Przez długi czas były sukcesy i wizja dalszego rozwoju. Jednak w pewnym momencie pojawiły się kłopoty. Pan Igor, współwłaściciel kilku powiązanych ze sobą firm produkcyjnych, walczył, brał kredyty i zabezpieczał je swoimi prywatnymi nieruchomościami. Nie udało się. Upadek biznesu oznaczał, że przedsiębiorca pozostał z kilkoma milionami długów, za które odpowiadał własnym majątkiem. Rozpadła się rodzina, a przed bezdomnością uratowała go pomoc mamy i siostry. Prywatne nieruchomości pana Igora zlicytowano, ale to nie zaspokoiło wielu wierzycieli, którzy za wszelką cenę próbowali odzyskać pieniądze. Jedni na drodze legalnej, inni niekoniecznie. Pan Igor popadł w depresję i był przekonany, że z gigantycznymi długami zostaje do końca życia.

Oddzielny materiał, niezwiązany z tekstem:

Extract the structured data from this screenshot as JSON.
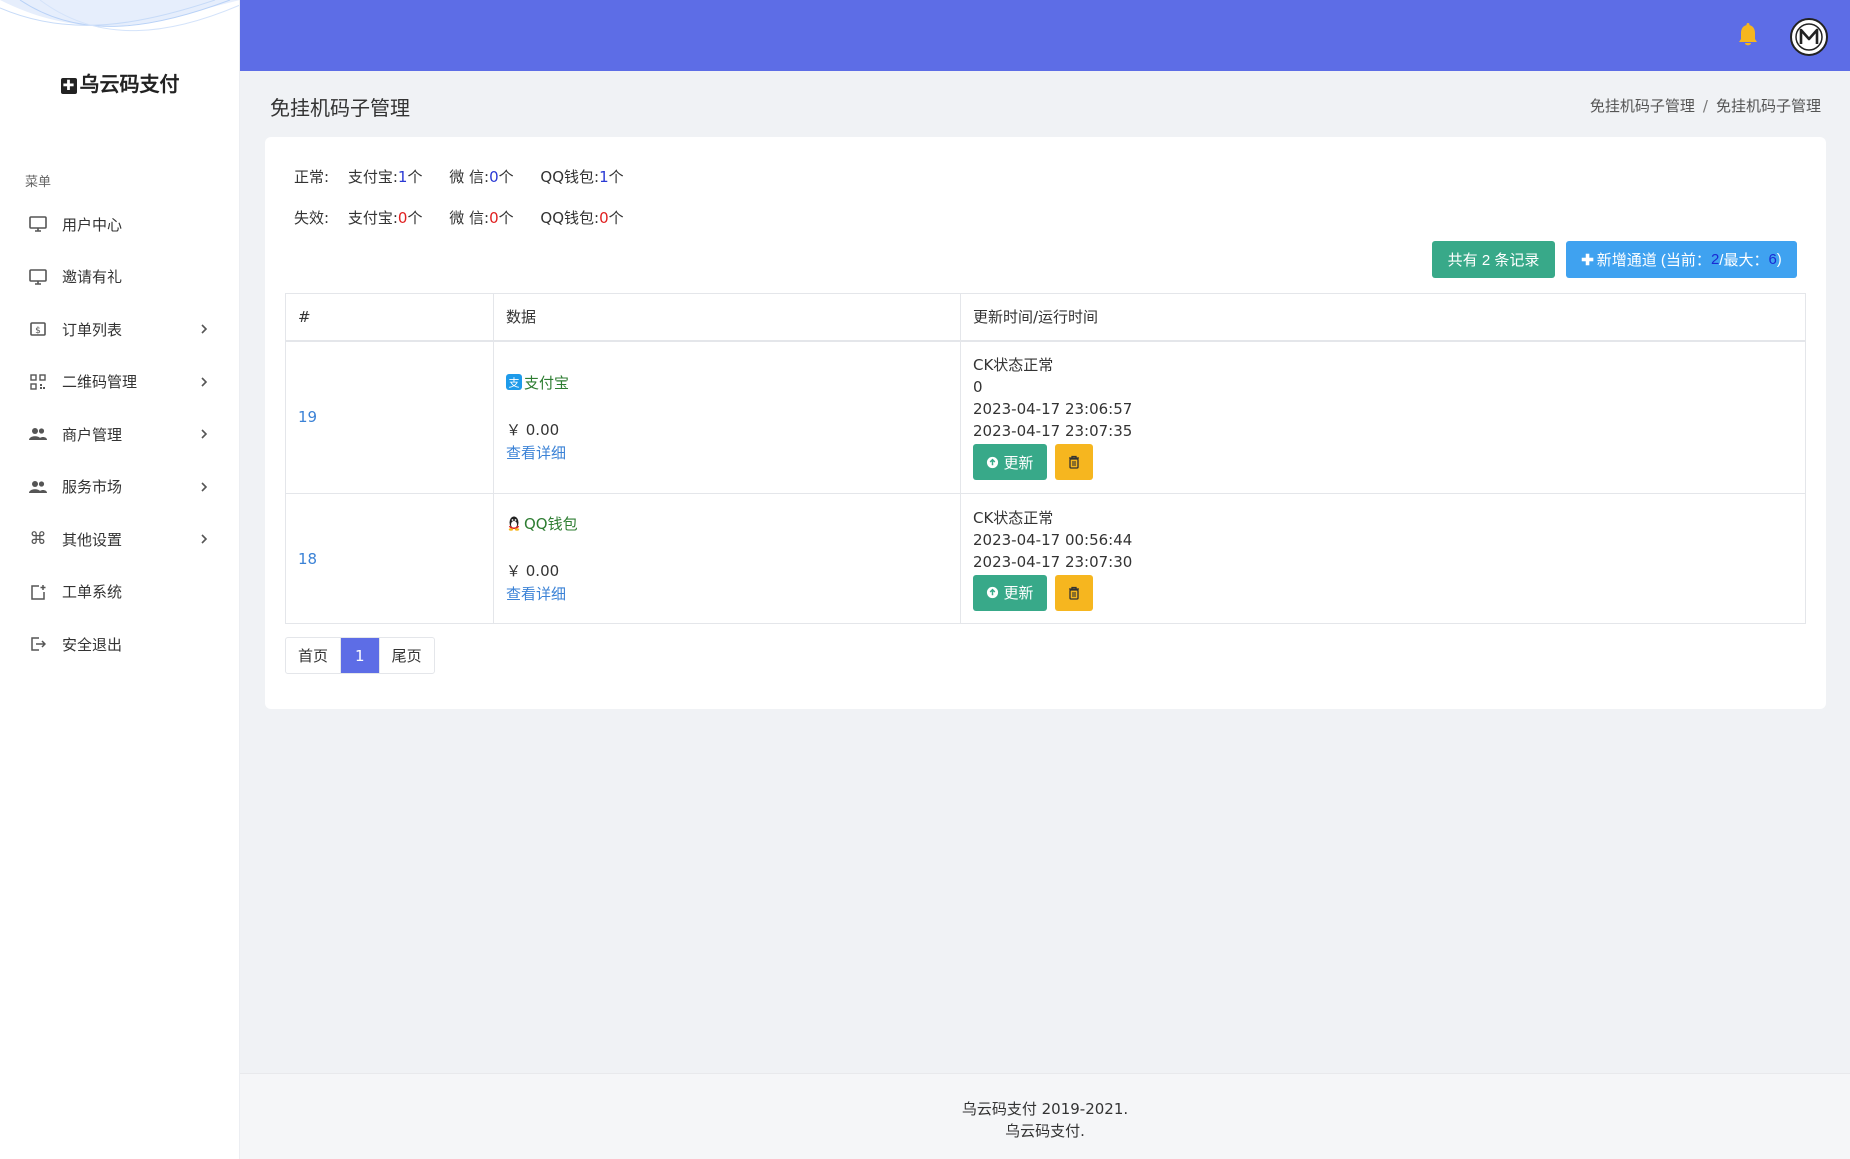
{
  "sidebar": {
    "brand": "乌云码支付",
    "menu_heading": "菜单",
    "items": [
      {
        "label": "用户中心",
        "icon": "monitor-icon",
        "has_children": false
      },
      {
        "label": "邀请有礼",
        "icon": "monitor-icon",
        "has_children": false
      },
      {
        "label": "订单列表",
        "icon": "dollar-box-icon",
        "has_children": true
      },
      {
        "label": "二维码管理",
        "icon": "qrcode-icon",
        "has_children": true
      },
      {
        "label": "商户管理",
        "icon": "users-icon",
        "has_children": true
      },
      {
        "label": "服务市场",
        "icon": "users-icon",
        "has_children": true
      },
      {
        "label": "其他设置",
        "icon": "command-icon",
        "has_children": true
      },
      {
        "label": "工单系统",
        "icon": "add-box-icon",
        "has_children": false
      },
      {
        "label": "安全退出",
        "icon": "logout-icon",
        "has_children": false
      }
    ]
  },
  "header": {
    "bell_color": "#f6b61f",
    "bar_color": "#5d6de6"
  },
  "page": {
    "title": "免挂机码子管理",
    "breadcrumb": [
      "免挂机码子管理",
      "免挂机码子管理"
    ]
  },
  "stats": {
    "normal_label": "正常:",
    "failed_label": "失效:",
    "normal": [
      {
        "name": "支付宝:",
        "count": "1",
        "unit": "个"
      },
      {
        "name": "微 信:",
        "count": "0",
        "unit": "个"
      },
      {
        "name": "QQ钱包:",
        "count": "1",
        "unit": "个"
      }
    ],
    "failed": [
      {
        "name": "支付宝:",
        "count": "0",
        "unit": "个"
      },
      {
        "name": "微 信:",
        "count": "0",
        "unit": "个"
      },
      {
        "name": "QQ钱包:",
        "count": "0",
        "unit": "个"
      }
    ]
  },
  "buttons": {
    "total_label": "共有 2 条记录",
    "add_prefix": "新增通道 (当前：",
    "add_current": "2",
    "add_mid": "/最大：",
    "add_max": "6",
    "add_suffix": ")"
  },
  "table": {
    "headers": [
      "#",
      "数据",
      "更新时间/运行时间"
    ],
    "rows": [
      {
        "id": "19",
        "channel": "支付宝",
        "amount": "￥ 0.00",
        "detail": "查看详细",
        "status": "CK状态正常",
        "extra": "0",
        "time1": "2023-04-17 23:06:57",
        "time2": "2023-04-17 23:07:35",
        "update_label": "更新"
      },
      {
        "id": "18",
        "channel": "QQ钱包",
        "amount": "￥ 0.00",
        "detail": "查看详细",
        "status": "CK状态正常",
        "time1": "2023-04-17 00:56:44",
        "time2": "2023-04-17 23:07:30",
        "update_label": "更新"
      }
    ]
  },
  "pager": {
    "first": "首页",
    "current": "1",
    "last": "尾页"
  },
  "footer": {
    "line1": "乌云码支付 2019-2021.",
    "line2": "乌云码支付."
  }
}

Kilka lat temu zapisał się na terapię i postanowił spróbować skorzystać z szansy, jaką daje upadłość konsumencka – odkreślić swoje dotychczasowe życie i zacząć nowy rozdział. W napisaniu wniosku pomogli mu znajomi. Choć postępowanie przed warszawskim sądem trwało dosyć długo, udało się. – Sędzia wziął pod uwagę moją sytuację i zgodził się na ogłoszenie upadłości ze względów humanitarnych. Teraz czekam na akceptację planu spłat, czyli na to, w jaki sposób w ciągu trzech lat oddam część zobowiązań wierzycielom. Po długiej przerwie znowu mam pracę, wychodzę z depresji, odbudowałem relacje z dziećmi. Chciałbym ponownie być przedsiębiorcą, mam wiele pomysłów. Czuję się, jakbym znowu skończył szkołę i zaczynał nowe życie – mówi pan Igor. Miał sporo szczęścia, bo trafił na syndyka i sędziego, którzy go wsparli.
Wniosek o upadłość
Inaczej potoczyły się losy pani Lucyny. Ona również wpadła w kłopoty przez swoją firmę. Gdy musiała ją zamknąć z powodu długów, popełniła błąd, na który nie zwrócił uwagi jej ówczesny adwokat.